IAS 39 — Meaning of “Significant or prolonged”
The IFRIC received a request to provide guidance on the meaning of ‘significant or prolonged’ (as described in paragraph 61) in recognising impairment on available-for-sale equity instruments in accordance with IAS 39.
The IFRIC agreed with the submission that significant diversity exists in practice on this issue. The IFRIC concluded that some of this diversity is the result of differing ways the requirements of IAS 39 are being implemented, some of which were identified in the submission.
The IFRIC noted some applications in particular that are not in accordance with the requirements of IAS 39. For example:
- The standard cannot be read to require the decline in value to be both significant and prolonged. Thus, either a significant or a prolonged decline is sufficient to require the recognition of an impairment loss. The IFRIC noted that in finalising the 2003 amendments to IAS 39, the Board deliberately changed the word from ‘and’ to ‘or’.
- Paragraph 67 of IAS 39 requires an entity to recognise an impairment loss on available-for-sale equity instruments if there is objective evidence of impairment. Paragraph 61 of IAS 39 states: ‘A significant or prolonged decline in the fair value of an investment in an equity instrument below its cost is also objective evidence of impairment.’ [emphasis added] Consequently, the IFRIC concluded that when such a decline exists, recognition of an impairment loss is required.
- The fact that the decline in the value of an investment is in line with the overall level of decline in the relevant market does not mean that an entity can conclude the investment is not impaired.
- The existence of a significant or prolonged decline cannot be overcome by forecasts of an expected recovery of market values, regardless of their expected timing. Consequently, the IFRIC concluded that an anticipated market recovery is not relevant to the assessment of ‘significant or prolonged’.

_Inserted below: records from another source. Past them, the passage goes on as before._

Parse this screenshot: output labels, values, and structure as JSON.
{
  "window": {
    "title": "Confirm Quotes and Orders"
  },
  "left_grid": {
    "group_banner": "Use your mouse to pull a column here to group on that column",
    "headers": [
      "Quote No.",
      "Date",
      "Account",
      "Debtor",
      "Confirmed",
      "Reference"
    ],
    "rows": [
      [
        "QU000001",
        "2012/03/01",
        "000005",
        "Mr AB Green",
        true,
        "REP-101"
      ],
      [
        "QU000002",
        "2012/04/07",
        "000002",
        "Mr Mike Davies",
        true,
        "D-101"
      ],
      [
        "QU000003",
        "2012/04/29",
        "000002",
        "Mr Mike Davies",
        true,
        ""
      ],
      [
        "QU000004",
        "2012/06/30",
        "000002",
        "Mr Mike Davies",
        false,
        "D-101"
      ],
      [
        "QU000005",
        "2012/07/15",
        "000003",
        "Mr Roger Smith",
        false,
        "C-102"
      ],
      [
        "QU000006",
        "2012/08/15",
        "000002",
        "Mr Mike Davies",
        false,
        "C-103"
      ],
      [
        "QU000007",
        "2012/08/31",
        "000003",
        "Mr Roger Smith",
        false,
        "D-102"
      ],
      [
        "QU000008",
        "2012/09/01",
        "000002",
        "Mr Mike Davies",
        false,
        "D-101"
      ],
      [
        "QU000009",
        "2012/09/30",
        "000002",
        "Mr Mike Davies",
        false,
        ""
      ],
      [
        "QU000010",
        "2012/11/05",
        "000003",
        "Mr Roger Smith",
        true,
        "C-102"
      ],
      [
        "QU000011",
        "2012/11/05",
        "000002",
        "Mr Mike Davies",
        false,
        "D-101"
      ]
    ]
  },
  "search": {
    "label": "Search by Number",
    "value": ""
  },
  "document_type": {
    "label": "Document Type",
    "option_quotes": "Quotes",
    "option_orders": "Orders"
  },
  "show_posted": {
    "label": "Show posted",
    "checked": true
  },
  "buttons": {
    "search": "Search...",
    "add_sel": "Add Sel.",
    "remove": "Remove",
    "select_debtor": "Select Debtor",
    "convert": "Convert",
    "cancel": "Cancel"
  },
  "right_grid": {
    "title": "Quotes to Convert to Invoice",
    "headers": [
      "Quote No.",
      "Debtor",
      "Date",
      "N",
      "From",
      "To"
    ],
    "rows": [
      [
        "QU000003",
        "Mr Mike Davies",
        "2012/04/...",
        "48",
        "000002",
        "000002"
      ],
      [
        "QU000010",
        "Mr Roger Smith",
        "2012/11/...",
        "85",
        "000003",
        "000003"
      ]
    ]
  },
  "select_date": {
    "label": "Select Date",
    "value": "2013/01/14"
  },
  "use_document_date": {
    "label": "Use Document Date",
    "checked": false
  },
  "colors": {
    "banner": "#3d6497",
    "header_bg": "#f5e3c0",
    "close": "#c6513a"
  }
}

- Paragraph AG83 and Q&A E.4.9 in the Guidance on Implementing IAS 39 Impairment of non-monetary available-for-sale financial asset both discuss the recognition of financial instruments denominated in foreign currencies. The IFRIC concluded that it is inappropriate to assess ‘significant or prolonged’ in the foreign currency in which the equity investment is denominated. That assessment must be made in the functional currency of the entity holding the instrument because that is how any impairment loss is determined.
Decision not to add
The IFRIC noted that the applications that are not in accordance with the requirements of IAS 39 it discussed were examples only and were unlikely to be an exhaustive list of all the inconsistencies with the standard that might exist in practice.
The IFRIC also noted that the determination of what constitutes a significant or prolonged decline is a matter of fact that requires the application of judgement. The IFRIC noted that this is true even though an entity may develop internal guidance to assist it in applying that judgement consistently. The IFRIC further noted that an entity would provide disclosure about the judgements it made in determining the existence of objective evidence and the amounts of impairment in accordance with paragraphs 122 and 123 of IAS 1 Presentation of Financial Statements and paragraph 20 of IFRS 7 Financial Instruments: Disclosures.
Although the IFRIC recognised that significant diversity exists in practice, it noted that the Board has accelerated its project to develop a replacement for IAS 39 and expects to issue a new standard soon. Therefore, the IFRIC decided not to add this issue to its agenda.